# Brand New to CZ with a question already



## DarrylS (Sep 10, 2008)

...I just got my first CZ firearm, a CZ 75 B in 9mm. Not knowing anything about these guns I've been reading up a bit on them. Mine is apparently a 2005 model that came to me NIB. I read about the "new" Omega trigger system and wondered if it is a real improvement over what I have. If it is...can the Omega system be incorporated into my 2005 model in a relatively _"affordable"_ manner??...:anim_lol:


----------



## Bisley (Aug 24, 2008)

I'm not familiar with the 'new' trigger system you speak of, but I am a big fan of CZ guns, and I own a couple, myself. 

I can tell you that the trigger gets pretty good, after you have been firing it for a while. Use the snap cap that came in the box with it, and do a lot of dry-fire with it, in double-action mode. It will strengthen your finger and smooth the trigger at the same time. Better still, shoot it a couple thousand times, if you can afford the ammo, or get the Kadet .22 conversion kit for about $300 and fire it a lot that way.


----------



## jimmy (Feb 3, 2009)

congratulations on your purchase..I have 2 CZ's based on the 75 platform..They aregreat shooters and dead accurate..Before you decide on a trigger job, try shooting them first, CZ 75 needs around 300 rd for breaki-n..But once you reach that stage you will then decide if you need a trigger job or not..

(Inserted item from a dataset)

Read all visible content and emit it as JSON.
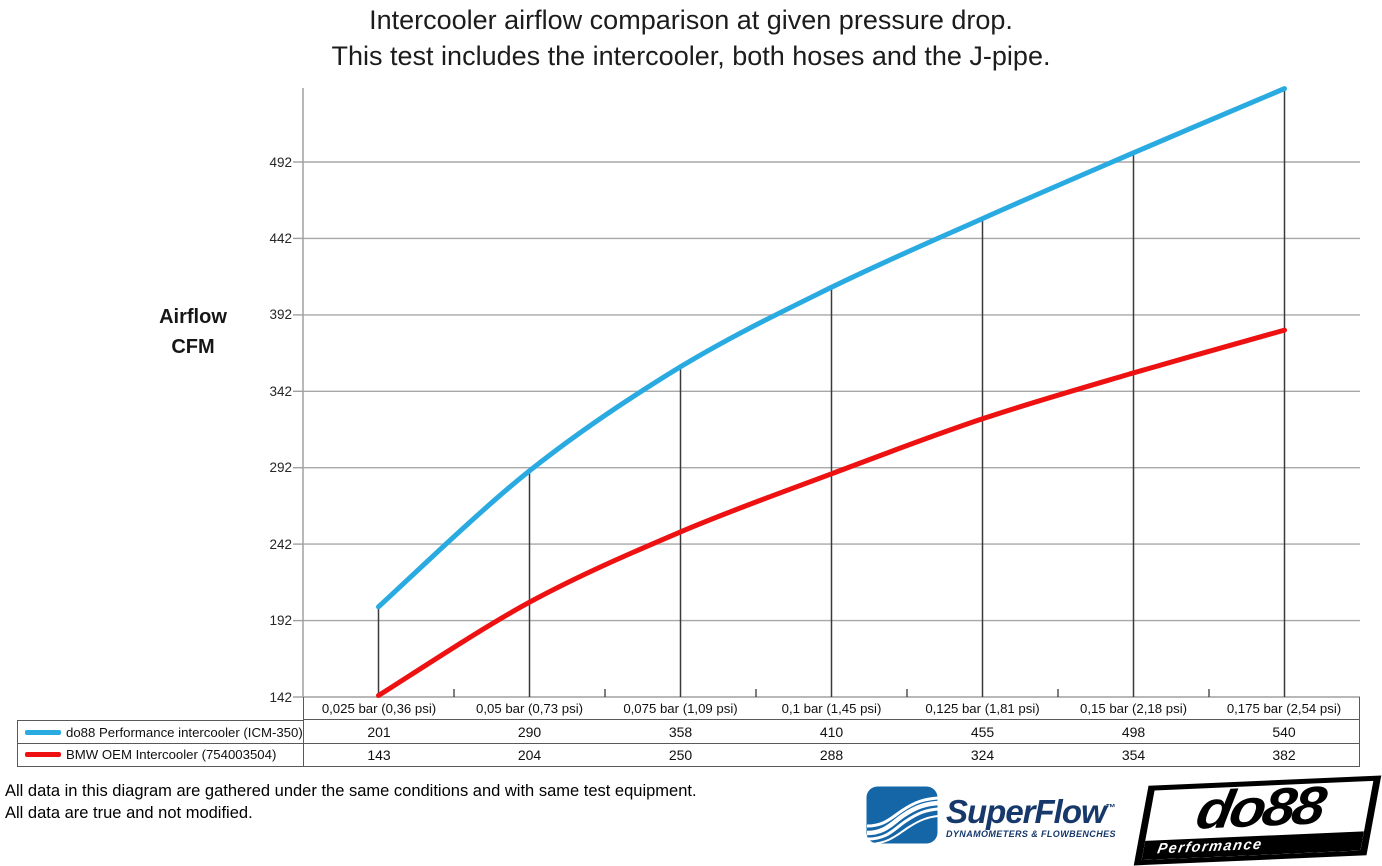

From my own experience, I am satisfied with the triggers as is after the 300 rd mark..Wait till you shoot the gun, and* mark my words:" *you will be amazingly satisfied"..


----------



## tink (Aug 8, 2008)

I would agree with Jimmy. Shot you new CZ with the factory trigger until you have 300-500 rounds through it. The trigger will get better with use, and your familiarity with your CZ will increase. I own a stock 75 B and have a 22 Kadet kit for it too. As of late I've been shooting the 22 kit exclusively. You'll like your CZ, they are reliable and very very accurate.

TINK


----------



## jimmy (Feb 3, 2009)

hey Tink..cool coco polo grips..I bougth the same one for my CZ's


----------



## up2orbit (May 3, 2009)

Wow Tink, that is a great lookin gun. How much did you pay for your 22 Kadet kit?...if you don't mind me asking...


----------



## DarrylS (Sep 10, 2008)

...Thank you all for the great advice and I will indeed shoot it before making decisions to do things to the trigger system. I also agree on Tink's CZ...That is one beautiful firearm...:smt119


----------



## jimmy (Feb 3, 2009)

Oh I am just tempted to post a picture of my CZs..Here you go The CZ Brothers:
Little brother is CZ 75 D PCR COMPACT and the big brother SP01 Tactical


----------



## andy999 (Dec 9, 2008)

beautifull grips ,where did you buy them??
I would like this style too


----------



## Dougsboy (Mar 20, 2009)

Tink or Jimmy, do either of you know if the Cocobolo grips are made to fit the 97b? I've seen Jimmy's CZ brothers and they are gorgeous. He's the one who turned me on to CZ's. Tink, yours is ever bit as good looking.


----------



## tekarra (May 16, 2007)

Don't know if I can add much to what has been said. I have been shooting cZ75s for over twenty years and they have replaced my other pistols. With regards to the Omega system, I have read both pro and con.


----------



## jimmy (Feb 3, 2009)

Dougsboy said:


> Tink or Jimmy, do either of you know if the Cocobolo grips are made to fit the 97b? I've seen Jimmy's CZ brothers and they are gorgeous. He's the one who turned me on to CZ's. Tink, yours is ever bit as good looking.


Hi Dougsboy, here is the link to the CZ Custom shop: 
http://czcustom.com/cz-grips.aspx

I am not sure if they have the coco polo grips for the CZ97..All the coco polo grips are advertised for CZ 75 and 85..There is on Aluminum grip for CZ 97..But you are better to call or email CZ Custom and ask them..They are very good in answering questions..


----------